Nuestros pasos también nos dirigieron a una callecita maravillosa, en el 37 de la Bûcherie, donde se alza Shakespeare and Company una librería que sirve al mismo tiempo como biblioteca especializada en literatura anglosajona. Fue fundada el 19 de noviembre de 1919 por Sylvia Beach, en otra dirección, el 12 de la calle Odéon, y funcionó allí entre 1919 y 1941. Durante ese periodo, la tienda fue considerada como el centro de la cultura anglo-americana en París. Era visitada a menudo por autores pertenecientes a la Generación Perdida: Ernest Hemingway, F. Scott Fitzgerald, Ezra Pound, Gertrude Stein y James Joyce.
En su segunda etapa, a partir de 1951 y ubicada en otra dirección junto al Sena, cerca de la plaza de Saint Michel y a dos pasos de Notre Dame, pasó a ser el punto de encuentro de la Generación Beat: William Burroughs, Allen Ginsberg, Lawrence Ferlinghetti y Gregory Corso, autores a los que he leído poco, se daban cita allí. El norteamericano George Whitman, siguiendo el ejemplo de librería acuñado por Silvia Beach, la abrió en ese año con el nombre de «Le Mistral», cambiándolo al de Shakespeare and Company al morir su predecesora. Es una tienda de libros maravillosa.
Corría el año 2015 cuando, en el local de al lado, se abrió el café Shakespeare & Co, que ofrece comida orgánica y vegetariana. Eso nos lo perdimos, ya que nuestro viaje fue anterior a su instalación. Como dato encantador, el piso bajo cuenta con un wishing well, o pozo de los deseos donde los visitantes suelen arrojar monedas, en la esperanza de alcanzar algún sueño.
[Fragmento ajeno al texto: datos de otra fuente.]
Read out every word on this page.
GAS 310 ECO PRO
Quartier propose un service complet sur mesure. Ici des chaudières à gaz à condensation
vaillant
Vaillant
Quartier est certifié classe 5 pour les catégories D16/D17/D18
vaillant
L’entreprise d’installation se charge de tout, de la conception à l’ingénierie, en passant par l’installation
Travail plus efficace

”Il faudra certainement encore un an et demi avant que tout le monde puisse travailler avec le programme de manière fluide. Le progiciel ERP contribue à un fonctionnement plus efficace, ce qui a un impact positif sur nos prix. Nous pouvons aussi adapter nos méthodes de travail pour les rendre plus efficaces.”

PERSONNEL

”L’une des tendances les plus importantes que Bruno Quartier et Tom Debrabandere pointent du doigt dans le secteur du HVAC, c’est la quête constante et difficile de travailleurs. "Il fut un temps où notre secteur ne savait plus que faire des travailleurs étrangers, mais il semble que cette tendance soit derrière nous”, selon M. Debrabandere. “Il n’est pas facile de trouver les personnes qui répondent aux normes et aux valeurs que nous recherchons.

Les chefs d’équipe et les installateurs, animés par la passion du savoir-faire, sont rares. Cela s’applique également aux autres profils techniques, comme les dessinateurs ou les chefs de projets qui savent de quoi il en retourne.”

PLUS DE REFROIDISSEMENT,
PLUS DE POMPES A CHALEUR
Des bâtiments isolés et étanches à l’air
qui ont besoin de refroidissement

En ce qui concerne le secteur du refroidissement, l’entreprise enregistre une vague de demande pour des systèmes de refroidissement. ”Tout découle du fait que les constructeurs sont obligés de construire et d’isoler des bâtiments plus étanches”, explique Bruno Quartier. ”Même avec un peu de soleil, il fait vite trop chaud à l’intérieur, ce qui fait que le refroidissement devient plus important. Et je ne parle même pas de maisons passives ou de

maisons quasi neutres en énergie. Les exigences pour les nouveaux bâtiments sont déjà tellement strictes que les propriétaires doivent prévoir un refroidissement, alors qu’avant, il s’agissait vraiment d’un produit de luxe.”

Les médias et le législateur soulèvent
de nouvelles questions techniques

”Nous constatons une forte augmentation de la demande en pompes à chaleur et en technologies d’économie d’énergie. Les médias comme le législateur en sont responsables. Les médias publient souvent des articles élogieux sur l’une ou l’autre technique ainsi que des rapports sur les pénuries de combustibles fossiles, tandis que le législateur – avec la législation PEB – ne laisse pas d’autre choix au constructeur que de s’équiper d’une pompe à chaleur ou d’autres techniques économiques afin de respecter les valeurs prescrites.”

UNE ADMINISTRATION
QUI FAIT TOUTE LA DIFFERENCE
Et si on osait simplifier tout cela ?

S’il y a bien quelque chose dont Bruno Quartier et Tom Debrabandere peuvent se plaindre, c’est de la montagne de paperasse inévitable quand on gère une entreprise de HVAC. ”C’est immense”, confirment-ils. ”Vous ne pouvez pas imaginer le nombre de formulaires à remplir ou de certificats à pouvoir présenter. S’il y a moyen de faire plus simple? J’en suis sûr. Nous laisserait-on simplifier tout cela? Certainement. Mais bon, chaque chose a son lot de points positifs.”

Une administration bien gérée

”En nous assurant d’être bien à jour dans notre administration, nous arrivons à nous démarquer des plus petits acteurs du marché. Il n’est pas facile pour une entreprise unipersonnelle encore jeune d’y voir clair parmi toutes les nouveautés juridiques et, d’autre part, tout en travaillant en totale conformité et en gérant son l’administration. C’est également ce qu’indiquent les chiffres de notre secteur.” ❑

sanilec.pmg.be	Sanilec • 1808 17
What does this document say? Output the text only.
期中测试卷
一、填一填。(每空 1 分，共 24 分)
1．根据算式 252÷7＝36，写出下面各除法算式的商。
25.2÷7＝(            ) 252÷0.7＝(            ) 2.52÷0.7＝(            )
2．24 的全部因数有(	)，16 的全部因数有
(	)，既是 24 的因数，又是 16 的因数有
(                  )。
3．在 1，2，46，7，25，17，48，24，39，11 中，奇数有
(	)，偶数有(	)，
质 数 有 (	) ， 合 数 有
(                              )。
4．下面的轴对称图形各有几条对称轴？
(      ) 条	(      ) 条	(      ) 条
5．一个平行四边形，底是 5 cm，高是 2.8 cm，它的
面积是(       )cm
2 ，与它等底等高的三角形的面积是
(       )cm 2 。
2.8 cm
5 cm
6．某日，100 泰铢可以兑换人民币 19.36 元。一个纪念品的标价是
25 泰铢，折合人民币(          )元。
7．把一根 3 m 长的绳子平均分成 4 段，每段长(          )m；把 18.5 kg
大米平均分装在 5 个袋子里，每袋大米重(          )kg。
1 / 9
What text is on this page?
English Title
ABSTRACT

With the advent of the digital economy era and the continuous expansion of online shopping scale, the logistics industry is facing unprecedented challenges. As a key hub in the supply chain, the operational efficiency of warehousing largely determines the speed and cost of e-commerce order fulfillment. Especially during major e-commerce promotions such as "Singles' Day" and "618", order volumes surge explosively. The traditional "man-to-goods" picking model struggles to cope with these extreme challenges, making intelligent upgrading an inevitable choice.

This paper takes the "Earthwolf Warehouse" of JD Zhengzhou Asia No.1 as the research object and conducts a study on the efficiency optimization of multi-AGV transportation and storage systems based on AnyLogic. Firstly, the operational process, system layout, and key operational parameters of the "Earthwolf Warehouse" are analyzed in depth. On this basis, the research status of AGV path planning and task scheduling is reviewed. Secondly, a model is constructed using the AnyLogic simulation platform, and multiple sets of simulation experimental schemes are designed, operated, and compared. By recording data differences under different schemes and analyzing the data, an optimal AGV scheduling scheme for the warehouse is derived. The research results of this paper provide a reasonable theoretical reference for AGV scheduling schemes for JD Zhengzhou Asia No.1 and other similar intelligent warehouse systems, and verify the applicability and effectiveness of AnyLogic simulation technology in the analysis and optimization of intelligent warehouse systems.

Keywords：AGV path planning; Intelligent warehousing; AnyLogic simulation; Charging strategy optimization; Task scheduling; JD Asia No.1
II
En el primer piso se cuenta con un refugio para los viajeros, el tumbleweeds, que ofrece albergue a cambio de algunas horas de trabajo diario en la librería. ¡Mirá vos, qué interesante pasar algunos días hospedada allí!
En los viajes largos, hay que ser muy selectivo con lo que una compra: me traje El Fauno de Mármol, de Nathaniel Howthorne, un autor norteamericano que me gusta mucho; un libro en inglés editado en 1961, que está lleno de marcas y subrayados de vaya a saber qué estudioso de su obra. Tiene el sello redondeado de la librería Shakespeare and Company en la primera página, y yo le estampé lugar y fecha de mi adquisición: París, 27 de julio de 2013.